Smartphone-based mobile digital pressure sensor for quantitative point-of-care testing of respiratory syncytial virus infection

Respiratory syncytial virus (RSV) is a major cause of acute respiratory tract infections in infants and elderly individuals, leading to hospitalisation and potentially fatal outcomes, posing a serious threat to global health and economy. This study proposes a smartphone-based mobile digital pressure sensor (smartphone-MDPS) for the quantitative detection of the RSV fusion protein (RSV-F) in clinical nasopharyngeal samples. The smartphone-MDPS utilized two monoclonal antibodies (mAbs) specific to the F protein, of which mAb1 was conjugated with Au@PtNPs (Au@PtNPs-mAb1) as the detection antibody and mAb2 was coupled with magnetic beads (MB-mAb2) as a coating antibody to establish a novel sandwich immunoassay. During the immune reaction, the substrate H₂O₂ was catalyzed to release O₂ gas by the Au@PtNPs nanozyme within the Au@PtNPs-mAb1-RSV-F-mAb2-MB immunocomplexes. The pressure intensity of O₂ was measured using a mobile digital pressure sensor and transmitted wirelessly to a smartphone application for analysis.

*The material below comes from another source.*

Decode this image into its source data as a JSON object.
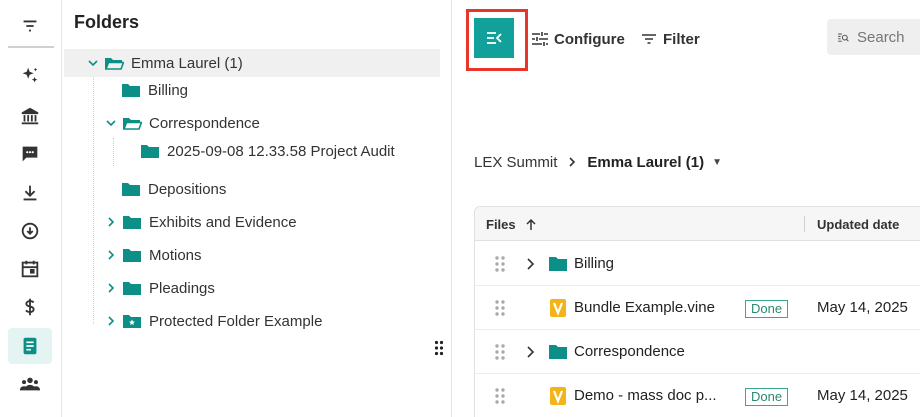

The programming codes for the sensor module and Android app were developed considering the performance requirements of the smartphone-MDPS. With a quantitation range of 0.09-1.953 ng/mL, the system had a limit of quantitation (LOQ) of 0.09 ng/mL and a limit of detection (LOD) of 0.03 ng/mL. When nasopharyngeal samples from 27 patients with RSV infection and 46 healthy individuals were tested, the smartphone-MDPS and enzyme-linked immunosorbent assays (ELISA) exhibited 100 % positivity and specificity as well as a strong correlation coefficient (R² = 0.991) for quantitative measurements between these two assays. In conclusion, the smartphone-MDPS has high portability, affordability, efficiency, sensitivity, and specificity, making it a promising immunoassay for quantitative point-of-care testing of RSV infection.